The political drama capped a 14-month long turbulent tenure in the state.

After losing the trust vote and flouting a number of deadlines, Kumaraswamy went to Raj Bhavan and submitted his resignation to Governor Vajubhai Vala.

The resignation was accepted with immediate effect, but Vala asked Kumaraswamy to continue as caretaker chief minister till alternative arrangements are made.

Bringing to end a three-week-long high-voltage power struggle triggered by a raft of resignations by rebel lawmakers that made the survival of the government difficult, the confidence motion moved by Kumaraswamy was defeated with 99 members voting for the alliance and 105 against it in a House of 225, including Speaker KR Ramesh Kumar and a nominated member.
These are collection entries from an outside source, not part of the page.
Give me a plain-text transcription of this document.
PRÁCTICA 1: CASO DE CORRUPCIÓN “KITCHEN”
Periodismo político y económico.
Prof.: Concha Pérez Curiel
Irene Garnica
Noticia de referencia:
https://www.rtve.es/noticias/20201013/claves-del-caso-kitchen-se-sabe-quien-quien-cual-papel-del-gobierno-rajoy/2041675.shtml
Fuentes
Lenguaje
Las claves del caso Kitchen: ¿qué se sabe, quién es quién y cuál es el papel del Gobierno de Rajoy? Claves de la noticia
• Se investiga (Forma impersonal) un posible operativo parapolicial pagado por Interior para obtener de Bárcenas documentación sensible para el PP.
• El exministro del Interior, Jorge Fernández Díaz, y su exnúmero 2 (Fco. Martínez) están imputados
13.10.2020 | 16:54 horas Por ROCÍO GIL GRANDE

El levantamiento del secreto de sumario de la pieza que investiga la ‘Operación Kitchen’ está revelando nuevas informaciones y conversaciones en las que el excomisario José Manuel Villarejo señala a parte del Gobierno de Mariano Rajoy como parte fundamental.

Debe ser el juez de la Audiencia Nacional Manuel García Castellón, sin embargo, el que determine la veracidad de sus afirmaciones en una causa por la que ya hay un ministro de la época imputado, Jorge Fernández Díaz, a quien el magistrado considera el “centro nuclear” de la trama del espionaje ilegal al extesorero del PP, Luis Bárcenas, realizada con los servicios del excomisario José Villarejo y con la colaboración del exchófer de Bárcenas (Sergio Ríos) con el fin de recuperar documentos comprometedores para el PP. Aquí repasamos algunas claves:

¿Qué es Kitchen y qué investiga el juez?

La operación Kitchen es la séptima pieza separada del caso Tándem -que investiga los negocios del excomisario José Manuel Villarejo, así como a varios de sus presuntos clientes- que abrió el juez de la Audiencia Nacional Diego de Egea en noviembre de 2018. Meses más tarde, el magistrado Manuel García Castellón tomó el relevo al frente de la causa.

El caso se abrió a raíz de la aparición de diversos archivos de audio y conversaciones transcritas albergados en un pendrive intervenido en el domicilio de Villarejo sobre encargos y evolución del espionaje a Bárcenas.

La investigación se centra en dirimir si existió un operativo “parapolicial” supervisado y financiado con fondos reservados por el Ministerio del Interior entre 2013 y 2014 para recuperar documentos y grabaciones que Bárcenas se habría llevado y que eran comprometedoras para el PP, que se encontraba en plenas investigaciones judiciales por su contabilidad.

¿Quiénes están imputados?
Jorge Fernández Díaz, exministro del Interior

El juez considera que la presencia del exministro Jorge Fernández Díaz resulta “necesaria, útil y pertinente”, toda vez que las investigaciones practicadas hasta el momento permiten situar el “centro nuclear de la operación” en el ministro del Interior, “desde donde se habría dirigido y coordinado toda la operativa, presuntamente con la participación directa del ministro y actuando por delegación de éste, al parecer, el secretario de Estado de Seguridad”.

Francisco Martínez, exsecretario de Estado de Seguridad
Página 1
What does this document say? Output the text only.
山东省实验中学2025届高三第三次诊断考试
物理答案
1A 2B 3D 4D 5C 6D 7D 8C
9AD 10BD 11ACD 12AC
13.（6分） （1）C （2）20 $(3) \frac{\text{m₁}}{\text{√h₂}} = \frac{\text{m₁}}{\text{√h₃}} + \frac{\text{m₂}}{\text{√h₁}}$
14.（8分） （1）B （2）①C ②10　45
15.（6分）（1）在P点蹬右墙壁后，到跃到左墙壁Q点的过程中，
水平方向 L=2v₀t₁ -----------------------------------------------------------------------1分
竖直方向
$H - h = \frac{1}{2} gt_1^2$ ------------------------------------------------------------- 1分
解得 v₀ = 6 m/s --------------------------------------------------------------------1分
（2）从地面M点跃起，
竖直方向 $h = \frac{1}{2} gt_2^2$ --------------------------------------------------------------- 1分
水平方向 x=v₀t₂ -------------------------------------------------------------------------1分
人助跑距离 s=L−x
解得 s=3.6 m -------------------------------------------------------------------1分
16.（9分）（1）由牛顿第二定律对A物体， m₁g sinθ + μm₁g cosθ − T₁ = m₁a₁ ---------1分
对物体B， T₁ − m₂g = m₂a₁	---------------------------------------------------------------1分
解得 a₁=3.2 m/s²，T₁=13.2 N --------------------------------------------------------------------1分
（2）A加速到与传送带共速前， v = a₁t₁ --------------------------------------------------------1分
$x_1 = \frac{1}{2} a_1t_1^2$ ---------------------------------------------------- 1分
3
As many as 20 MLAs – 17 from the Congress-JDS, one from the BSP, and two Independents — skipped the proceedings, reducing the effective strength of the House to 205. The magic figure for Kumaraswamy to win the trust vote was 103.

“The motion moved by the chief minister has fallen through,” Speaker Kumar announced.

Flashing a victory sign after the voting, BJP leader BS Yeddyurappa, hoping to become the chief minister for the fourth time, described the outcome as a “victory for democracy” as people were fed up with the Kumaraswamy government.

After the Assembly polls last year, Yeddyurappa resigned without facing the trust vote since he did not have the numbers on his side with the BJP, which bagged 104 seats, falling short of a majority by nine seats. He assured the people of Karnataka that “an era of development” would start with the BJP in power.

On the next step, Yeddyurappa, 76, said an appropriate decision would be taken “as early as possible”. The BJP dubbed the fall of the government as a “Game of Karma”. Kumaraswamy, son of former prime minister HD Deve Gowda, watched the proceedings in a pensive mood after a spirited reply to the debate.

With rebellion exploding in its face, the coalition government was hanging by a thread for the last three weeks with the Supreme Court verdict that rebel MLAs ought not to be compelled to attend the session tipping the scales in favour of the BJP.

Outwitted in the numbers game and defeat staring in his face with the rebel MLAs in no mood to step back from their position to not attend the Assembly, Kumaraswamy gave indications of quitting in the initial remarks while winding up the debate on the confidence motion.

“I am ready to happily sacrifice this position,” he said as the Assembly debated the confidence motion for four days. In his reply, Kumaraswamy said discussions were on why he had not resigned and was sticking to the chair.

Sounding philosophical, he said when the 2018 assembly polls results were out, he had plans to quit politics. “My political entry itself was all of a sudden and unexpected,” he said.